Pakistan, in the throes of a dire economic crisis, currently has foreign exchange reserves below $3 billion, barely enough to cover eighteen days of imports. The South Asian country is struggling to bring down decades-high inflation and strengthen its national currency, which has depreciated to a historic low against the US dollar in recent days.
To mitigate the situation and save the country from default, Pakistan is desperately looking for external financing. Islamabad is holding talks with the IMF, whose mission arrived in the country last month, to discuss the resumption of a stalled loan program.
The premier, while addressing a special session of Azad Jammu and Kashmir’s Legislative Assembly to mark the “Kashmir Solidarity Day”, said the global money lender is critically analyzing every aspect of the country’s economic performance to release the much-awaited loan.
“We are facing too many financial challenges at the moment,” he said. “The IMF’s mission, which is in Islamabad right now, is scrutinizing each and every book, whether it is related to finance, petroleum, commerce, or the power sector.”
The premier added that the lender was looking at “each and everything” which included all subsidies, to make sure its conditions are being met.
He said Pakistan has to survive but begging before other nations or financial bodies was not the way to go about it.
“This matter [seeking IMF’s help] has been going on for 75 years, but we have to draw a line at some point to stop this from happening,” he said. Sharif called for unity to tackle national challenges.
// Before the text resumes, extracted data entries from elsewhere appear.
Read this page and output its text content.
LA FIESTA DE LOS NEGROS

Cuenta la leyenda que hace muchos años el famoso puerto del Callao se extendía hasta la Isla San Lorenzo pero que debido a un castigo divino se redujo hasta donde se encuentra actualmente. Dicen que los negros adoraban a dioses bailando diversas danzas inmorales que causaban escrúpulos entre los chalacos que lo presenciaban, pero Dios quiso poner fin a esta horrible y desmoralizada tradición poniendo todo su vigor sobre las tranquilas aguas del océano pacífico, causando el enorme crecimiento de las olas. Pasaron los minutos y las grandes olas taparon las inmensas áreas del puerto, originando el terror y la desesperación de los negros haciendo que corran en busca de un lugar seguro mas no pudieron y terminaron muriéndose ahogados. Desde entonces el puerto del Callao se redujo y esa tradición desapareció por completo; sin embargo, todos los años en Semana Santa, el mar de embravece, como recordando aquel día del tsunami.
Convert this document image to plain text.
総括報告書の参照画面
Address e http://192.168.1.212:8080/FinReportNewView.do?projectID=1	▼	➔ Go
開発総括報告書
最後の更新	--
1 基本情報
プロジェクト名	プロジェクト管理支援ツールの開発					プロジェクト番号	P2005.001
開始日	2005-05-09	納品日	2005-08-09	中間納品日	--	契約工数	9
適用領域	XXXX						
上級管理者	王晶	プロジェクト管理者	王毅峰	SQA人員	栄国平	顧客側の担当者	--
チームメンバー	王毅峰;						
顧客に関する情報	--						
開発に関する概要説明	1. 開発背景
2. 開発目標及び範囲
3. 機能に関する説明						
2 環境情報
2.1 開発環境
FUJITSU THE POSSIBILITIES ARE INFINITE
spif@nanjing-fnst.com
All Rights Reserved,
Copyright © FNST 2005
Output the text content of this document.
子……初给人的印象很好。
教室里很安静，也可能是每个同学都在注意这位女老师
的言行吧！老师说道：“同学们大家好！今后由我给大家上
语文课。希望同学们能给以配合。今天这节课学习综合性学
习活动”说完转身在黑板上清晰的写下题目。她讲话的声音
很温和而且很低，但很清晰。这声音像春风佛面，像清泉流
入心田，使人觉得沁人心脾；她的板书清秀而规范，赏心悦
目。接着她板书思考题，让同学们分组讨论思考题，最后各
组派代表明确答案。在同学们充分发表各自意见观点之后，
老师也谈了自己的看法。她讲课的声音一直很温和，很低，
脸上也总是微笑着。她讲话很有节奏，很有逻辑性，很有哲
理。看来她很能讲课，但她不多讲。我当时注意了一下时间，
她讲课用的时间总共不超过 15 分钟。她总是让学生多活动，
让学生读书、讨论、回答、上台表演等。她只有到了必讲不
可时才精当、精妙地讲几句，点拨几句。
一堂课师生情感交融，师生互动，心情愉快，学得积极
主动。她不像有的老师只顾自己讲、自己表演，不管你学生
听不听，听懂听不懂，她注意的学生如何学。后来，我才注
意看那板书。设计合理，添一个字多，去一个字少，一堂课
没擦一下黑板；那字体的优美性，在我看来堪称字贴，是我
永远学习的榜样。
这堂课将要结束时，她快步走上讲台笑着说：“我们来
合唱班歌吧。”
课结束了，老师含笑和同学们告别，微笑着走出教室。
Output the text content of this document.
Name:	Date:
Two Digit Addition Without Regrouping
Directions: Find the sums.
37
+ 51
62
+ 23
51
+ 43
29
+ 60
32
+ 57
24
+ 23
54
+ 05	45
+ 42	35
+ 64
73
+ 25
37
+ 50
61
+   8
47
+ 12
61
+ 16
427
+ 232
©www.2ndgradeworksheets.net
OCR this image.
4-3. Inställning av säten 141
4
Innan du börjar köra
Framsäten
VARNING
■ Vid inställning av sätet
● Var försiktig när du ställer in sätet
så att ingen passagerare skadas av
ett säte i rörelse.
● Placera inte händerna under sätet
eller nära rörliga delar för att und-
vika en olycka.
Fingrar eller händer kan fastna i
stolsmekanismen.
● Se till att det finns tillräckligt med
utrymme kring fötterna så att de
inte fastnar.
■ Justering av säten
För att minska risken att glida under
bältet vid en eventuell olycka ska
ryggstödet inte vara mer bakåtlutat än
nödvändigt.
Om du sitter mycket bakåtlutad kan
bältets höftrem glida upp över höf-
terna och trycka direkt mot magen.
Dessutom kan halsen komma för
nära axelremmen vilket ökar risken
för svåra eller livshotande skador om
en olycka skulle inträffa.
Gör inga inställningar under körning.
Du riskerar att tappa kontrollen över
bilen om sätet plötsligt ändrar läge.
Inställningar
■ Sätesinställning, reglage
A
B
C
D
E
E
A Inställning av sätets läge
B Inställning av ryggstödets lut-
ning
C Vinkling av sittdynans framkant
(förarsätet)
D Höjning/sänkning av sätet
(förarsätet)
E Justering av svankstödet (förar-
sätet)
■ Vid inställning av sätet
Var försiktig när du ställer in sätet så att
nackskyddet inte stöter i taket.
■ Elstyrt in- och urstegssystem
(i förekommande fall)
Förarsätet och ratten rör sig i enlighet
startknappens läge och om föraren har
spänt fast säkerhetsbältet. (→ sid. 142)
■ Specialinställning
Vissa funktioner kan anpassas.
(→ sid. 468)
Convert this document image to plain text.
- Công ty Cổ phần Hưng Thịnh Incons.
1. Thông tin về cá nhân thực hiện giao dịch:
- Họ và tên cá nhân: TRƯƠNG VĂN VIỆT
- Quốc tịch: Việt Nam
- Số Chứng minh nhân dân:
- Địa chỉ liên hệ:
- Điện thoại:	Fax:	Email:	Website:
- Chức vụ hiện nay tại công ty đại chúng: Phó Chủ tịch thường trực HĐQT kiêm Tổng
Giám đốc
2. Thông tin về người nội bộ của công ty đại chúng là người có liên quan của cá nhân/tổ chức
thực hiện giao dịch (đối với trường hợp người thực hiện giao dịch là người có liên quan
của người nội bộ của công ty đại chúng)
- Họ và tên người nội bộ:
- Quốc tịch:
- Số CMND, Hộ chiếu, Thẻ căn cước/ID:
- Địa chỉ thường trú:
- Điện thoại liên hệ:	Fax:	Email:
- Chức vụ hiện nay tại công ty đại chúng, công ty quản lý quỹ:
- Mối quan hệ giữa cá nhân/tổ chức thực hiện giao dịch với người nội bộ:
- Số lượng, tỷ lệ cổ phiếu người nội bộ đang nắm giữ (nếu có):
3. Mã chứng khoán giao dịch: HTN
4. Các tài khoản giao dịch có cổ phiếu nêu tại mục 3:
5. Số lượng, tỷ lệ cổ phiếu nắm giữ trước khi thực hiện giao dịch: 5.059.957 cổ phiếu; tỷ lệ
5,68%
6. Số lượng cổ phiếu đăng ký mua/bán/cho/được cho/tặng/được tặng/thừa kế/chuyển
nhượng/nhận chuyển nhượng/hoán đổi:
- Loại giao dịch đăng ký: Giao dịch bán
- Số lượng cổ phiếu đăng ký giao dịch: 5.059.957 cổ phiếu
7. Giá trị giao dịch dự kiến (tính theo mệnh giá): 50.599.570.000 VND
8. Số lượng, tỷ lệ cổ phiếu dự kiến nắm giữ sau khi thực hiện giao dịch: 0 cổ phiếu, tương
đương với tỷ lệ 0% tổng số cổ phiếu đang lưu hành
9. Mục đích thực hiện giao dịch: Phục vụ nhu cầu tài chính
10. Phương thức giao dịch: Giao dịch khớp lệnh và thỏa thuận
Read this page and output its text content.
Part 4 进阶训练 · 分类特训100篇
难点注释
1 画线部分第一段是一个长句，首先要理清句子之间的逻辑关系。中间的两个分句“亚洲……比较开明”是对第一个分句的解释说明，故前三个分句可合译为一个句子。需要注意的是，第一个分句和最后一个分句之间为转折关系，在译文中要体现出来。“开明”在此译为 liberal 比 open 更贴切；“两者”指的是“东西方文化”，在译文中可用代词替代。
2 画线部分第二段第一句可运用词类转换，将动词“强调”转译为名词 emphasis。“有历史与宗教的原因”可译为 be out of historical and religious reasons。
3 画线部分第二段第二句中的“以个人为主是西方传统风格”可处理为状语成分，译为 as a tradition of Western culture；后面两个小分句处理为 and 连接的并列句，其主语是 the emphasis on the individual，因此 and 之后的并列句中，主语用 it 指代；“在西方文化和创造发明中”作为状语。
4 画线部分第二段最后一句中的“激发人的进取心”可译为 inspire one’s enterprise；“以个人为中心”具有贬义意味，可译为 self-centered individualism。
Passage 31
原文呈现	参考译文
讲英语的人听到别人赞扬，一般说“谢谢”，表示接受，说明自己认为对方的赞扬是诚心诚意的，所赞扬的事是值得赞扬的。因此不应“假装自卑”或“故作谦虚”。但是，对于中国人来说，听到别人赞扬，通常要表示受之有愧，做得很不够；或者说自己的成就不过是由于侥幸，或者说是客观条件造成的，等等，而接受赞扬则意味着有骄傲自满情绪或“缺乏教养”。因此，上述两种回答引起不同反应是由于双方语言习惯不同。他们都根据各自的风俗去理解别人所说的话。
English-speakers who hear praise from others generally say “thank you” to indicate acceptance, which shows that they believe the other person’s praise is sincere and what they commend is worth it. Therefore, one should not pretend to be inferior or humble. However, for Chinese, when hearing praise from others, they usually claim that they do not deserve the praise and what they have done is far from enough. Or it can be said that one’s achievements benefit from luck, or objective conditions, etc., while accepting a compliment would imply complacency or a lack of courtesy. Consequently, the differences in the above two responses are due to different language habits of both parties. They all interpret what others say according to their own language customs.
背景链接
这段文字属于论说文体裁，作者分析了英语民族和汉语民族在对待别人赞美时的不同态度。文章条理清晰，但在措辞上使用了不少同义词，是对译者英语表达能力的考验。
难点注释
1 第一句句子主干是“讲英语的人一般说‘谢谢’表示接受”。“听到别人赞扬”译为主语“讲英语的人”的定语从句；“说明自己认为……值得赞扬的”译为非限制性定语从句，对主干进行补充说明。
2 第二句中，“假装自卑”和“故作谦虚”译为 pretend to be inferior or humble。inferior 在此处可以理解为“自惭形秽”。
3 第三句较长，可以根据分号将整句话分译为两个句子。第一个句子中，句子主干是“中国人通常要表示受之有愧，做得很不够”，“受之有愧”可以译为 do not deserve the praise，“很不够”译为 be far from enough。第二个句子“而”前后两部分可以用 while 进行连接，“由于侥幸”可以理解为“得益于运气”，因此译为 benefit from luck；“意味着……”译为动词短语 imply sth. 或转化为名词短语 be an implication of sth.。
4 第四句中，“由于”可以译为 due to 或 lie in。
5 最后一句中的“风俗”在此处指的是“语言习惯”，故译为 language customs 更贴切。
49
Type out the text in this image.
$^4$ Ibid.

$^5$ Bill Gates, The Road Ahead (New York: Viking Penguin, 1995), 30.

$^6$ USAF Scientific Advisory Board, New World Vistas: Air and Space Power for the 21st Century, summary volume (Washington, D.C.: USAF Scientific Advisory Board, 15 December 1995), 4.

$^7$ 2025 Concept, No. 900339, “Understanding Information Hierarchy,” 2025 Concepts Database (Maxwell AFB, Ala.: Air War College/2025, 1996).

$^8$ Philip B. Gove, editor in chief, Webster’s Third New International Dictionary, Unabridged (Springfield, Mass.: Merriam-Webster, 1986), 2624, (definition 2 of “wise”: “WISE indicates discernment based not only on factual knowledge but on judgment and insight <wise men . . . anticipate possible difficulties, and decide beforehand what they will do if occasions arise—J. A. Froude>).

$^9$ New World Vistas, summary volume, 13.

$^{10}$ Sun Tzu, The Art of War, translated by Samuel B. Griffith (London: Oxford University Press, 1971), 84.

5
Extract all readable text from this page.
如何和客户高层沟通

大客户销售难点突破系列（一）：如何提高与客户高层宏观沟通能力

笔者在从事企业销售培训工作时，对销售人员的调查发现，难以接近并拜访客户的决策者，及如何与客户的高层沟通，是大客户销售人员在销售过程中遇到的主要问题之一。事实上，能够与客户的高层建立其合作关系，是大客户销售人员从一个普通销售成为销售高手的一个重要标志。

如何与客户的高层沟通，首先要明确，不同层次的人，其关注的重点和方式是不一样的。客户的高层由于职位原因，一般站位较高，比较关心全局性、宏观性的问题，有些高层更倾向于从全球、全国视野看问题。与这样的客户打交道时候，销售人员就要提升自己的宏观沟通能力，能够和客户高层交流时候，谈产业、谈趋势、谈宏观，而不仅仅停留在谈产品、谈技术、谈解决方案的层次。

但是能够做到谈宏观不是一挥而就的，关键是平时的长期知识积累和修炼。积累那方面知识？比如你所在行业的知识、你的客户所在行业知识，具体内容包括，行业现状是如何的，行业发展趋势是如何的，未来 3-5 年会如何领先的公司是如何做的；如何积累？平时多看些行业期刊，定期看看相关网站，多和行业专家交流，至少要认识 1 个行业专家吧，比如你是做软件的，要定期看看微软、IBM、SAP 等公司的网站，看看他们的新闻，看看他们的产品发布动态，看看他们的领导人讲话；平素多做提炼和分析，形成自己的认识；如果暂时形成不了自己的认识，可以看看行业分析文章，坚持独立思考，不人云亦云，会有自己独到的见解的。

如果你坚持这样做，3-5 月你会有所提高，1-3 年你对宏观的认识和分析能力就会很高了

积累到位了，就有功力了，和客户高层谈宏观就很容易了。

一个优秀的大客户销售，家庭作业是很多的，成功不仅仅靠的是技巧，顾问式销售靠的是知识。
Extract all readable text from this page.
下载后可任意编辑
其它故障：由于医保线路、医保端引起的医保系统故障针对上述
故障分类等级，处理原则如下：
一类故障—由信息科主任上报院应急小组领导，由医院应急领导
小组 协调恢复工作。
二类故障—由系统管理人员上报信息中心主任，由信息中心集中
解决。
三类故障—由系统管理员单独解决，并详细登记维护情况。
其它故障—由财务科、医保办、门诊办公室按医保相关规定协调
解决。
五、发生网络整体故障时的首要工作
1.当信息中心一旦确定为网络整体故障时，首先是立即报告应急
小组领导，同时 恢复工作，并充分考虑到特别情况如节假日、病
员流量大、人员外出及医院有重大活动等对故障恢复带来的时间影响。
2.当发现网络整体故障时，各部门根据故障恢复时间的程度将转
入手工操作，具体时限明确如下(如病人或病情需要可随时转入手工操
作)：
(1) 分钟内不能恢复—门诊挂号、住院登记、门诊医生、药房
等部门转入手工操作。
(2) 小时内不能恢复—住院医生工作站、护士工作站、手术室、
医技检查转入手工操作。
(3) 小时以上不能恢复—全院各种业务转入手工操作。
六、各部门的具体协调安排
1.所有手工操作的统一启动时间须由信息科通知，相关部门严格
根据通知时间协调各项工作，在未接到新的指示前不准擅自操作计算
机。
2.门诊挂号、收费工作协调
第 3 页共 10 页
“It can only happen if the entire nation unites to fight against inflation and depend on their own resources,” he continued, acknowledging that achieving such goals was easier said than done.
PM Sharif also stressed unity among all political parties so that the country’s economy could be strengthened, and it could continue to be in a position to support the people of Kashmir in attaining their right to self-determination.
India and Pakistan have fought several wars over Kashmir since their independence in August 1947. The two countries claim the region in full but control only parts of it. Relations between the two countries had always remained tumultuous, but they worsened in 2019 after Indian Prime Minister Narendra Modi abrogated Kashmir’s special status.
On February 5 each year, Pakistan expresses solidarity with the people of Kashmir. Islamabad has long accused India of committing atrocities against the people of the disputed valley and denying them the right to self-determination. New Delhi rejects the allegations and accuses Islamabad of funding militants in the region.
“As the prime minister of allied parties and representative of 220 million Pakistani people, I fully assured [our] Kashmiri brethren that we would continue our support for their due right of self-determination,” he said. “But first, we have to forge unity among our ranks, besides, bringing economic and political stability."
“[For that] politicians should strive to make Pakistan economically stronger.”